【作者】 袁彩霞

【导师】 钟义信; 任福继;

【作者基本信息】 北京邮电大学 , 信号与信息处理, 2009, 博士

【摘要】 近年来,中文自然语言处理技术在分词、词性标注等方面获得了很大进步。然而,自然语言处理应用系统(如信息抽取、问答系统等)则需要对文本信息进行深层解释。功能组块分析任务为句子成分自动标注主语、宾语、时间状语、地点状语等功能标记,作为语法分析及语义理解的一种实现方式,具有定义清晰、便于评价等优点,近年来受到越来越多学者的关注。本文提出基于序列判别模型的中文功能组块自动分析技术,将传统的支持向量机分类模型扩展到序列学习任务中,灵活地使用了输入输出序列之间的多重相依特征。研究表明,本文提出的方法获得目前中文功能组块分析的最好性能,系统整体F1值达到93.76,并且可以较好地扩展到不同的特征集合,适合于众多自然语言处理问题。论文的第一部分说明了功能组块分析的几个问题:课题的提出与研究及意义,相关研究现状,以及本论文的研究重点。然后简要介绍了本课题采用的语料库资源——宾夕法尼亚大学中文树库,讨论了中文功能组块的划分标准。接着,以自然语言理解的全信息方法论为基础,分析了功能组块标记在语法、语义、语用理解中的位置及作用。最后说明了几个常用的考察组块标记性能的指标。论文的第二部分详细介绍了本研究的理论基础,具体说明了序列判别模型在中文功能组块识别中的应用。在对算法模型进行分析的基础上,构建了中文功能组块自动标注器,并通过大量实验,从多方面分析了系统的性能,检验了不同特征对于系统性能的影响及其语言学解释。接着,比较了两个不同的构建功能组块标注器的方法:采用简单词法信息(词、词性等)的标注器和采用完全句法树信息(短语类型、句法树路径等)的标注器,并通过实验说明了基于词法信息的功能组块标注器具有性能稳定、领域适应能力强等优点,适用于缺少句法资源或句法分析本身存在困难的语言,是进行汉语功能组块分析的有效方法。
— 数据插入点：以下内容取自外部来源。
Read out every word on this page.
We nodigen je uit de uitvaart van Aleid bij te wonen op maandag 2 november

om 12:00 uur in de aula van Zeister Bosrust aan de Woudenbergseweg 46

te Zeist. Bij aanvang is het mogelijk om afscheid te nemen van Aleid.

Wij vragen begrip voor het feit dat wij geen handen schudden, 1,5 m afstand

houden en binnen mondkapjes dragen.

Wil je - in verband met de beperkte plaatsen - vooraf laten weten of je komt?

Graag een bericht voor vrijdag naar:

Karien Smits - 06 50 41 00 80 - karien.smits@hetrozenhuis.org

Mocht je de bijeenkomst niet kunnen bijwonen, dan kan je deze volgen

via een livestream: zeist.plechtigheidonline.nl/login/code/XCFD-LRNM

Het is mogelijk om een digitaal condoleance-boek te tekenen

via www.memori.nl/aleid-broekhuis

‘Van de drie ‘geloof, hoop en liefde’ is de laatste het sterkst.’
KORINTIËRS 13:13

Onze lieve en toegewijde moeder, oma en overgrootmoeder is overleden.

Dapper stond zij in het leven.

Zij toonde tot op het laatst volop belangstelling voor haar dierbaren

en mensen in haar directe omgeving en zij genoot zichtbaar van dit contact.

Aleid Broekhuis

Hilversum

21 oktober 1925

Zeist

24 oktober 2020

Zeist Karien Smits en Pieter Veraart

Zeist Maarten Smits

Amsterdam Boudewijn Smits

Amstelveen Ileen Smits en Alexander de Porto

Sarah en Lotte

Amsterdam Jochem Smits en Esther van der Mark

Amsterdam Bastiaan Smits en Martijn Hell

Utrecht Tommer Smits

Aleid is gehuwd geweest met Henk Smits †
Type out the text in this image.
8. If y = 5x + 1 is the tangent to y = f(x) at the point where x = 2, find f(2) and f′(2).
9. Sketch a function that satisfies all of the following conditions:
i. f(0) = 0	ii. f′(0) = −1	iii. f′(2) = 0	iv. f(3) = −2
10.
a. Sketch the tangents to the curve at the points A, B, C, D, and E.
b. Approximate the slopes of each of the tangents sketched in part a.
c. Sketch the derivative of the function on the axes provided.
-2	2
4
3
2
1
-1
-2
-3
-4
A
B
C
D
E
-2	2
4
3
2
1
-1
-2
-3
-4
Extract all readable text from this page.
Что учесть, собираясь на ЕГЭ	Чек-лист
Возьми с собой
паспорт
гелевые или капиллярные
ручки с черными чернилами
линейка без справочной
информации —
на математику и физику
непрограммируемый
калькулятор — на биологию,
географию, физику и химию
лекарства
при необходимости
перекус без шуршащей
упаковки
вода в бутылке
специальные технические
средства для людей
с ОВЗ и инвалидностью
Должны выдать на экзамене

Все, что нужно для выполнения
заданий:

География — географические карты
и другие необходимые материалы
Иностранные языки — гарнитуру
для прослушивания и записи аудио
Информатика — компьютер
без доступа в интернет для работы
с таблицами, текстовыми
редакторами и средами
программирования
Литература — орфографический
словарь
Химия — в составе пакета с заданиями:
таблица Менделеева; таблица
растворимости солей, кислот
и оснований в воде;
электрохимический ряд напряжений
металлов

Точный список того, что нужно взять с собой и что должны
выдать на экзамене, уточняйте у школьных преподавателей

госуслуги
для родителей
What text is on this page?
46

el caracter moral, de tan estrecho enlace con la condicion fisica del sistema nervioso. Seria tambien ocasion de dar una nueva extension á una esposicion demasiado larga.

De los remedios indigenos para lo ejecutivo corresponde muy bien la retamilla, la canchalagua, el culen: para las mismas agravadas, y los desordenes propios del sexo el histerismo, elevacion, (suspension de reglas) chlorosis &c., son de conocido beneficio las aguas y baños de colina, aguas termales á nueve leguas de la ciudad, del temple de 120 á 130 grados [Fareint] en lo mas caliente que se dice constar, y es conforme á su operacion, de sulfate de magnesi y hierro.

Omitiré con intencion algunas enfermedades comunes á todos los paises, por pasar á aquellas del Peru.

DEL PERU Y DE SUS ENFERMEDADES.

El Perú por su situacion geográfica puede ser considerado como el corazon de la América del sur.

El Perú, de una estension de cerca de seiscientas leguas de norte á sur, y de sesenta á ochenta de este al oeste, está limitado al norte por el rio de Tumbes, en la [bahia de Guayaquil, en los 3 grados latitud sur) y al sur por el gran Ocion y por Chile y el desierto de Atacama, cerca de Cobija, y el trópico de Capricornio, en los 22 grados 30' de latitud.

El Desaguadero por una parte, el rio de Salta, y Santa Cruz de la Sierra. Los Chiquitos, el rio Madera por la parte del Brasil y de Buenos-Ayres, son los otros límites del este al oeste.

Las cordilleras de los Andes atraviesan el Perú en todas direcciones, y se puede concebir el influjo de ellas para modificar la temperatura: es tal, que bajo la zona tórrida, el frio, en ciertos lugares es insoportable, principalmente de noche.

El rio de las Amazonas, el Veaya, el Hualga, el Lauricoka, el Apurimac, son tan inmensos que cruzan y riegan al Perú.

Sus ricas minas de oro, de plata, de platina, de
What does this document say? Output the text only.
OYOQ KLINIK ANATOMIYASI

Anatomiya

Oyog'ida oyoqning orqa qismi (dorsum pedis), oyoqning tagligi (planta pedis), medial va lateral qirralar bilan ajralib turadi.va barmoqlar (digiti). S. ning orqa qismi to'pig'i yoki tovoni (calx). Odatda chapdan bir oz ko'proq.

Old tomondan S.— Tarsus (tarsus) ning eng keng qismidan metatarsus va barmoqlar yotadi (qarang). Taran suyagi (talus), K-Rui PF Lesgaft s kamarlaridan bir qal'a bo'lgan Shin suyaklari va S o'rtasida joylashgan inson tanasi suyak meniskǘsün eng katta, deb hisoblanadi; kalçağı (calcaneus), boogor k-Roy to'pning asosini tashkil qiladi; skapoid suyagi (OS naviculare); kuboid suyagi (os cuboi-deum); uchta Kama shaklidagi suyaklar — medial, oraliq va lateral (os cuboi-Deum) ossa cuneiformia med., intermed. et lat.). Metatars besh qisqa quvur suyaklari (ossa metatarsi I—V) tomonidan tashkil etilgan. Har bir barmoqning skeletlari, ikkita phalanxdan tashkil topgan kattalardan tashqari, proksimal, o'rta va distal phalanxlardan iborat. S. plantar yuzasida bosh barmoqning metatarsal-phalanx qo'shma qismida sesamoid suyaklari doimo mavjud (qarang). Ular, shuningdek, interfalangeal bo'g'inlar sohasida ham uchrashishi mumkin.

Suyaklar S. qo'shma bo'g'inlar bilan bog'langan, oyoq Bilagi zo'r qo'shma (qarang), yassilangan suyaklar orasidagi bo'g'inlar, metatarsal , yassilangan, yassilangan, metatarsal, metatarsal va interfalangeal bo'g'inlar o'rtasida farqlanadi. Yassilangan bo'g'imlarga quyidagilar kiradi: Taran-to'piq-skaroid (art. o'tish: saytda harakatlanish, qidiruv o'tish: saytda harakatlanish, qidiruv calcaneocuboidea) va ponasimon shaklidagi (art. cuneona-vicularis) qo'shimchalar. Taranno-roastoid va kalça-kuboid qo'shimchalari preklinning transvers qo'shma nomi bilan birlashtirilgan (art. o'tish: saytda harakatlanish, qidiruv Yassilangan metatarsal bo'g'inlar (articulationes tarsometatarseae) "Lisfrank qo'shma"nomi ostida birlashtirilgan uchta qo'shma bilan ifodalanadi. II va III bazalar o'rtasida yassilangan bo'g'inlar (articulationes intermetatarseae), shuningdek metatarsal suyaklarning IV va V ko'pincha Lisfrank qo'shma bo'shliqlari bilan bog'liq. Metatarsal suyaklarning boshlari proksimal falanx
论文的第三部分介绍了功能组块标记在自然语言处理系统中的应用。我们选取文本观点挖掘中的观点要素识别为应用领域,以句子成分的功能类别为依据,构建了观点主题自动识别系统,并通过实验验证了该方法的可行性。最后,给出了本研究的结论以及未来的研究方向。以上工作不仅实现了汉语功能组块自动分析系统,并且从计算语言学的角度,对汉语功能组块进行了明确界定,对其它相关的应用研究具有参考价值。目前的实验结果也显示了功能组块分析技术具有非常好的应用前景。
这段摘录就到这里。